LemonDrop22 · 24/08/2022 16:40

I never even thought about that.

Not sure what the law is on it.

There is no strict law on when they can be left unsupervised but guidance is you shouldn't leave under 12s for a prolonged period. At 6 this would definitely be a social work issue and if any harm came to the child she would be criminally charged. No one in their right mind thinks a 6 year old can look after themselves. The fact they locked the doors shows they care more about the contents of their house than their own child. Reading this has really annoyed me! You are definitely not being unreasonable.

AMindNeedsBooks · 24/08/2022 16:58

Reminds me of an article in the paper not long ago, 3 young children died in a house fire because their Mum left them to go shopping.

LemonDrop22 · 24/08/2022 18:45

AMindNeedsBooks · 24/08/2022 16:56

There is no strict law on when they can be left unsupervised but guidance is you shouldn't leave under 12s for a prolonged period. At 6 this would definitely be a social work issue and if any harm came to the child she would be criminally charged. No one in their right mind thinks a 6 year old can look after themselves. The fact they locked the doors shows they care more about the contents of their house than their own child. Reading this has really annoyed me! You are definitely not being unreasonable.

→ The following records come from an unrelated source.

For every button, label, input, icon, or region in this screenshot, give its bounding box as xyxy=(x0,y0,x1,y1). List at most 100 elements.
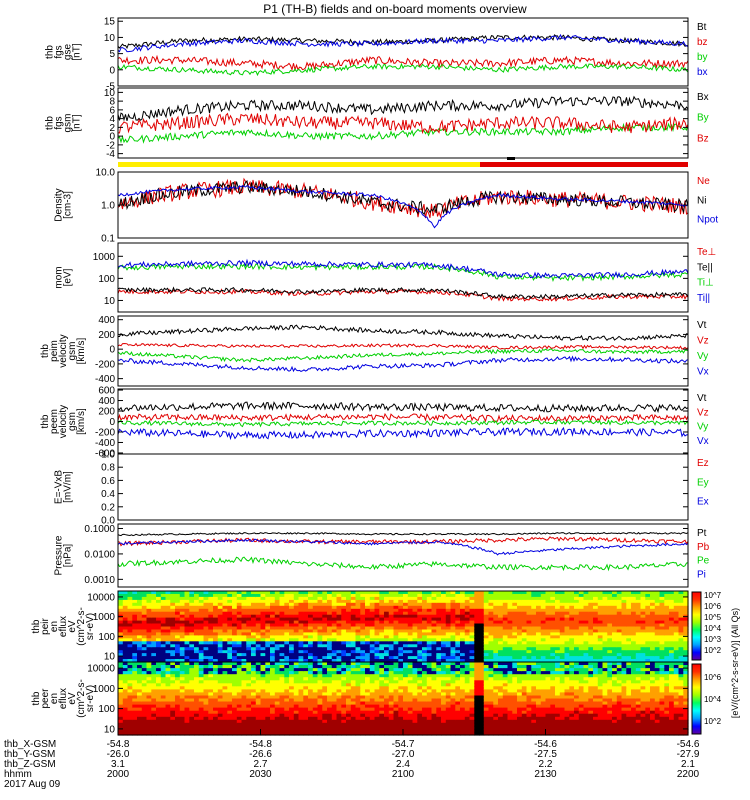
heat-cell xyxy=(436,629,442,634)
heat-cell xyxy=(236,623,243,628)
heat-cell xyxy=(203,680,209,684)
heat-cell xyxy=(417,659,423,663)
heat-cell xyxy=(122,665,129,669)
heat-cell xyxy=(241,722,247,727)
panel-frame xyxy=(117,388,689,455)
heat-cell xyxy=(578,591,585,595)
heat-cell xyxy=(165,650,171,654)
heat-cell xyxy=(450,707,456,712)
y-axis-label: [km/s] xyxy=(76,337,87,364)
heat-cell xyxy=(208,653,214,657)
heat-cell xyxy=(664,641,670,645)
heat-cell xyxy=(236,722,243,727)
series-mom-Ti⊥ xyxy=(117,262,689,282)
heat-cell xyxy=(127,689,133,693)
heat-cell xyxy=(137,668,143,672)
heat-cell xyxy=(678,656,684,660)
heat-cell xyxy=(460,689,466,693)
heat-cell xyxy=(369,602,376,607)
heat-cell xyxy=(346,608,352,613)
heat-cell xyxy=(213,638,219,642)
heat-cell xyxy=(179,689,186,693)
heat-cell xyxy=(678,596,684,601)
heat-cell xyxy=(327,677,333,681)
heat-cell xyxy=(612,596,618,601)
heat-cell xyxy=(189,722,195,727)
heat-cell xyxy=(241,668,247,672)
heat-cell xyxy=(227,665,233,669)
heat-cell xyxy=(426,677,433,681)
heat-cell xyxy=(450,617,456,622)
heat-cell xyxy=(137,605,143,610)
heat-cell xyxy=(398,602,404,607)
heat-cell xyxy=(531,591,537,595)
heat-cell xyxy=(336,662,342,666)
heat-cell xyxy=(384,683,390,687)
heat-cell xyxy=(597,591,604,595)
heat-cell xyxy=(251,594,257,598)
heat-cell xyxy=(141,650,148,654)
heat-cell xyxy=(122,641,129,645)
heat-cell xyxy=(403,632,409,636)
heat-cell xyxy=(208,707,214,712)
heat-cell xyxy=(474,692,480,696)
heat-cell xyxy=(137,644,143,648)
heat-cell xyxy=(222,689,228,693)
heat-cell xyxy=(650,620,656,625)
heat-cell xyxy=(260,695,266,700)
heat-cell xyxy=(388,732,395,736)
heat-cell xyxy=(412,641,418,645)
heat-cell xyxy=(350,629,357,634)
heat-cell xyxy=(360,732,366,736)
heat-cell xyxy=(293,668,300,672)
heat-cell xyxy=(317,668,323,672)
heat-cell xyxy=(450,614,456,619)
heat-cell xyxy=(431,623,437,628)
heat-cell xyxy=(308,594,314,598)
heat-cell xyxy=(583,591,589,595)
heat-cell xyxy=(322,677,328,681)
heat-cell xyxy=(165,695,171,700)
heat-cell xyxy=(678,644,684,648)
heat-cell xyxy=(127,695,133,700)
heat-cell xyxy=(146,728,152,733)
heat-cell xyxy=(293,641,300,645)
heat-cell xyxy=(222,722,228,727)
heat-cell xyxy=(236,680,243,684)
heat-cell xyxy=(141,710,148,715)
heat-cell xyxy=(289,671,295,675)
heat-cell xyxy=(270,689,276,693)
heat-cell xyxy=(346,692,352,696)
y-axis-label: peim xyxy=(49,340,60,362)
heat-cell xyxy=(526,623,532,628)
heat-cell xyxy=(360,608,366,613)
heat-cell xyxy=(422,623,428,628)
heat-cell xyxy=(460,686,466,690)
heat-cell xyxy=(365,704,371,709)
heat-cell xyxy=(640,608,646,613)
heat-cell xyxy=(151,659,157,663)
heat-cell xyxy=(374,644,380,648)
heat-cell xyxy=(512,656,518,660)
heat-cell xyxy=(194,596,200,601)
heat-cell xyxy=(251,591,257,595)
heat-cell xyxy=(588,641,594,645)
heat-cell xyxy=(289,591,295,595)
heat-cell xyxy=(488,608,494,613)
heat-cell xyxy=(398,707,404,712)
heat-cell xyxy=(194,659,200,663)
heat-cell xyxy=(469,602,475,607)
heat-cell xyxy=(289,656,295,660)
heat-cell xyxy=(640,629,646,634)
heat-cell xyxy=(255,602,262,607)
heat-cell xyxy=(517,594,523,598)
heat-cell xyxy=(284,680,290,684)
heat-cell xyxy=(564,659,570,663)
heat-cell xyxy=(483,659,490,663)
heat-cell xyxy=(132,716,138,721)
heat-cell xyxy=(284,605,290,610)
heat-cell xyxy=(569,650,575,654)
heat-cell xyxy=(659,644,665,648)
heat-cell xyxy=(483,614,490,619)
heat-cell xyxy=(175,620,181,625)
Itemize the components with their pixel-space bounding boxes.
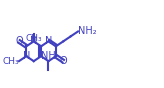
Text: CH₃: CH₃ bbox=[2, 57, 19, 66]
Text: N: N bbox=[30, 36, 37, 46]
Text: O: O bbox=[15, 36, 23, 46]
Text: NH₂: NH₂ bbox=[78, 26, 97, 36]
Text: N: N bbox=[23, 51, 30, 61]
Text: CH₃: CH₃ bbox=[25, 34, 42, 43]
Text: NH: NH bbox=[41, 51, 56, 61]
Text: O: O bbox=[59, 56, 67, 66]
Text: N: N bbox=[45, 36, 52, 46]
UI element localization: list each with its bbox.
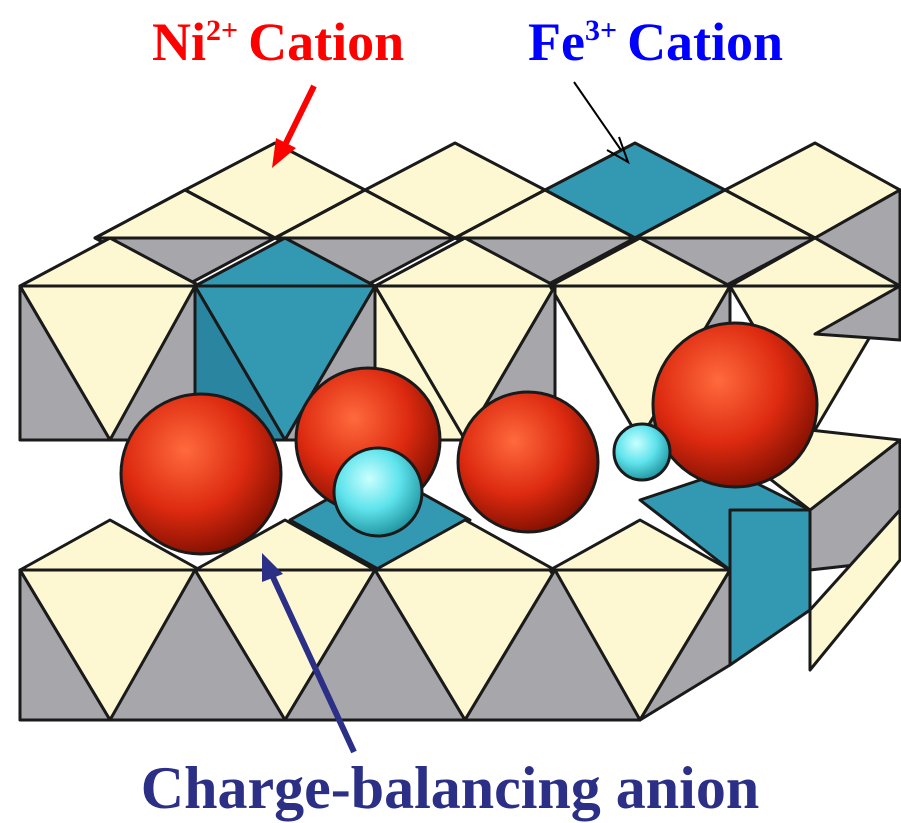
- water-sphere: [332, 446, 424, 538]
- anion-sphere: [119, 392, 283, 556]
- anion-label: Charge-balancing anion: [141, 755, 759, 821]
- black-arrow-head: [606, 136, 630, 165]
- red-arrow-head: [272, 138, 296, 168]
- ni-cation-label: Ni2+ Cation: [152, 12, 404, 72]
- interlayer-spheres: [119, 321, 819, 556]
- water-sphere: [612, 422, 672, 482]
- fe-cation-label: Fe3+ Cation: [528, 12, 783, 72]
- bottom-layer-front: [18, 508, 901, 722]
- anion-sphere: [456, 390, 600, 534]
- blue-arrow-head: [262, 553, 283, 582]
- pointer-arrows: [262, 81, 630, 754]
- anion-sphere: [651, 321, 819, 489]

I never thought about the child Vs house contents thing before, you're right.

I was more annoyed that they'd removed his safe haven as such if he wanted to go back in from playing, or if he did go into any other child's house, his safe haven if they fell out, stopped being welcoming etc. as kids often do.

(I know it's not truly a safe haven if he's a young child on his own at home, but at least it's better than being stuck out on the street. In retrospect he's have been better to go into his own garden and kick the ball around there, not sure why he didn't.. best guess is because the makeshift goal the kids use was out where he was.

Anyway I presumed at the time that part of the reason for locking up the house was so he couldn't take other kids in unsupervised and create mess, potentially damage expensive items etc. Etc.